Schuhe, Haare, Koffer: Beweisstücke des Terrors
Frankfurt (Oder) (dpa) - 3800 Koffer, 40 Kilogramm Brillen, 80 000 Schuhe. Einst gehörten sie Gefangenen in Auschwitz. Sie sind Symbol für den Völkermord und das Böse. Eine Wissenschaftlerin aus Brandenburg erforscht, wie diese Hinterlassenschaften restauriert und konserviert werden.
„Die Schuhe sind ein Symbol für Auschwitz“, sagte Restaurierungswissenschaftlerin Beate Kozub in einem Gespräch mit der Nachrichtenagentur dpa. Die Restaurierung solcher und anderer Hinterlassenschaften sei in den vergangenen Jahren immer weiter fortgeschritten - parallel zum Stand der Technik, den politischen und finanziellen Bedingungen.
In ihrer Dissertation an der Europa-Universität Viadrina in Frankfurt (Oder) hat die 44-Jährige erforscht, wie solche Fundstücke im früheren Konzentrations- und Vernichtungslager Auschwitz-Birkenau auch künftigen Generationen als Mahnung erhalten bleiben können.
„Für mich ist es wichtig, dass der Umgang mit diesen sogenannten negativen Kulturgütern auch in der Ausbildung für Restauratoren verankert wird“, forderte Kozub. „Als Restauratorin möchte ich auch die finanziellen Möglichkeiten haben, sie zu erhalten.“ Zu den „negativen Kulturgütern“ gehören zum Beispiel die rund 3800 Koffer, 40 Kilogramm Brillen und mehr als 80 000 Schuhe in der Sammlung der KZ-Gedenkstätte in Polen. In Auschwitz starben unter dem Nazi-Terror mehr als eine Million Menschen.
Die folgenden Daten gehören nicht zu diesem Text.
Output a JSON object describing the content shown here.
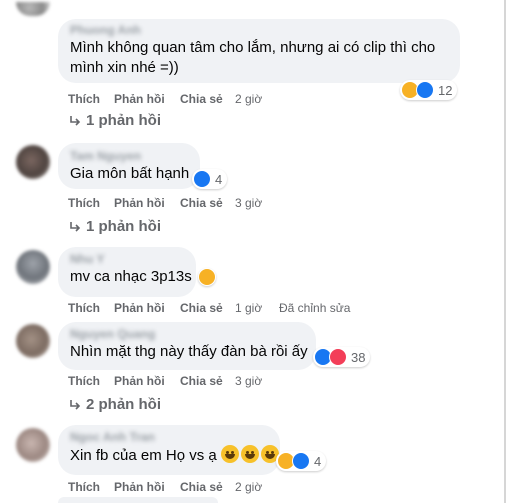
{
  "comments": [
    {
      "text_line1": "Mình không quan tâm cho lắm, nhưng ai có clip thì cho",
      "text_line2": "mình xin nhé =))",
      "reaction_count": "12",
      "reactions": [
        "haha-icon",
        "like-icon"
      ],
      "time": "2 giờ",
      "replies": "1 phản hồi"
    },
    {
      "text": "Gia môn bất hạnh",
      "reaction_count": "4",
      "reactions": [
        "like-icon"
      ],
      "time": "3 giờ",
      "replies": "1 phản hồi"
    },
    {
      "text": "mv ca nhạc 3p13s",
      "reactions": [
        "haha-icon"
      ],
      "time": "1 giờ",
      "edited": "Đã chỉnh sửa"
    },
    {
      "text": "Nhìn mặt thg này thấy đàn bà rồi ấy",
      "reaction_count": "38",
      "reactions": [
        "like-icon",
        "love-icon"
      ],
      "time": "3 giờ",
      "replies": "2 phản hồi"
    },
    {
      "text": "Xin fb của em Họ vs ạ",
      "reaction_count": "4",
      "reactions": [
        "haha-icon",
        "like-icon"
      ],
      "time": "2 giờ"
    }
  ],
  "labels": {
    "like": "Thích",
    "reply": "Phản hồi",
    "share": "Chia sẻ"
  },
  "colors": {
    "bubble_bg": "#f0f2f5",
    "action_text": "#65676b",
    "like_blue": "#1877f2",
    "haha_yellow": "#f7b125",
    "love_red": "#f33e58"
  }
}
Die Schuhe etwa seien in den 1970er Jahren entstaubt und mit einer Fettschicht versehen worden. Diese habe allerdings im Laufe der Zeit erneut Staub angezogen und die Schuhe grau aussehen lassen. Mit der Einrichtung einer Restaurierungswerkstatt 2003 habe die „individuelle Restaurierung“ begonnen. Viele Schuhe hätten ihre Farbe wieder - und so könnten Besucher heute rote und braune Exemplare sehen. In manchen seien Zeitungsausschnitte und Zettel entdeckt worden.
Kozub verwies darauf, dass die Ausstellungsstücke in Auschwitz - weltweit wichtigstes Symbol für den Holocaust - nicht bloß Exponate eines Museums seien. „Sie sind auch Beweisstücke“ - für die Verbrechen der Nationalsozialisten. Die angemessene Restaurierung sei so aktuell wie nie: Im vergangenen Jahr hätten 1,4 Millionen Menschen die Gedenkstätte besucht, sagte Kozub.
Im Jahr 2009 sei eine neue Stiftung zur Bewahrung der Gedenkstätte Auschwitz-Birkenau gegründet worden. Es solle mit Hilfe verschiedener Staaten - auch Deutschland - ein 120-Millionen-Euro-Fonds geschaffen werden, erklärte Kozub. Dann könnten bis zu fünf Millionen Euro an Zinsen für Restaurierungszwecke zur Verfügung stehen.
„Wir wollen in unserer Gesellschaft die Toleranz und das friedliche Miteinander bewahren. Umso wichtiger ist es, sich mit den Fehlern zu befassen“, sagte Kozub. Dabei spiele das Authentische eine große Rolle. Erst am Mittwoch war das Ergebnis einer Umfrage des Forsa-Instituts im Auftrag des Magazins „Stern“ veröffentlicht worden, wonach jeder fünfte junge Erwachsene nichts mit dem Begriff Auschwitz anfangen kann.
Die Wissenschaftlerin mit polnischen und deutschen Wurzeln forscht weiter an der Viadrina. Sie und ihr Team wollen herausfinden, wie es weltweit um die Restaurierung und den Umgang mit Fundstücken ähnlich denen in Auschwitz steht - etwa aus Bürgerkriegen.